Having all minor modules ready I started building the main part which is shortly speaking quite elaborate state machine using those modules in correct order. This turned out to be quite arduous work itself as one needs to be very careful when to perform specific operations. In addition, I had to basically reinvent the whole algorithm because those I found are either for software (so purely sequential) or use different hardware setup (more multipliers/adders/squarers (is that even a word?)).
Everything was going great until somewhere around the end of the week I decided I’m using too many registers and in too complicated way. This is very serious problem in this kind of design. Just imagine a single 163 bit register to which 2 sources want to write. This creates a 163 bit multiplexer. Now imagine there are more registers like this and sometimes even more than 2 sources exist. To solve this problem I replaced everything with dual-port RAM but this on the other hand forced me to go through the algorithm again (writing takes longer now, which causes problems when the result of one operation is needed immediately after it’s calculated).

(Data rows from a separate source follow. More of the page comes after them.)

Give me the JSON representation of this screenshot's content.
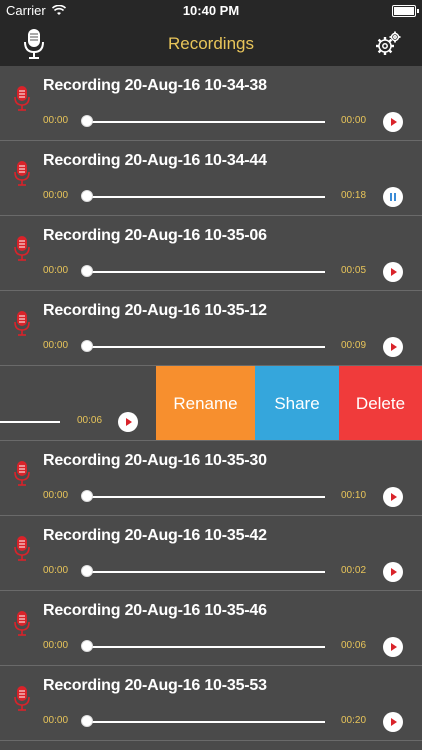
{
  "status": {
    "carrier": "Carrier",
    "time": "10:40 PM"
  },
  "nav": {
    "title": "Recordings"
  },
  "rows": [
    {
      "name": "Recording 20-Aug-16 10-34-38",
      "current": "00:00",
      "duration": "00:00",
      "state": "play"
    },
    {
      "name": "Recording 20-Aug-16 10-34-44",
      "current": "00:00",
      "duration": "00:18",
      "state": "pause"
    },
    {
      "name": "Recording 20-Aug-16 10-35-06",
      "current": "00:00",
      "duration": "00:05",
      "state": "play"
    },
    {
      "name": "Recording 20-Aug-16 10-35-12",
      "current": "00:00",
      "duration": "00:09",
      "state": "play"
    },
    {
      "duration": "00:06",
      "state": "play",
      "actions": [
        "Rename",
        "Share",
        "Delete"
      ]
    },
    {
      "name": "Recording 20-Aug-16 10-35-30",
      "current": "00:00",
      "duration": "00:10",
      "state": "play"
    },
    {
      "name": "Recording 20-Aug-16 10-35-42",
      "current": "00:00",
      "duration": "00:02",
      "state": "play"
    },
    {
      "name": "Recording 20-Aug-16 10-35-46",
      "current": "00:00",
      "duration": "00:06",
      "state": "play"
    },
    {
      "name": "Recording 20-Aug-16 10-35-53",
      "current": "00:00",
      "duration": "00:20",
      "state": "play"
    }
  ],
  "colors": {
    "accent": "#e8c55a",
    "rename": "#f78f2e",
    "share": "#35a6dc",
    "delete": "#f03b3b",
    "mic": "#d9232a"
  }
}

On the bright side, we decided to move some of the operations to the software. Hardware part will be responsible only for Finite Field Arithmetic. This seems reasonable as remaining operations are 2-3 multiplications and few inversions and even though they are slow in software it is negligible overall, but saves a lot of hardware resources. This way there is no need for implementing dedicated 163 bit modulo multiplier (which would be used only 2-3 times anyway).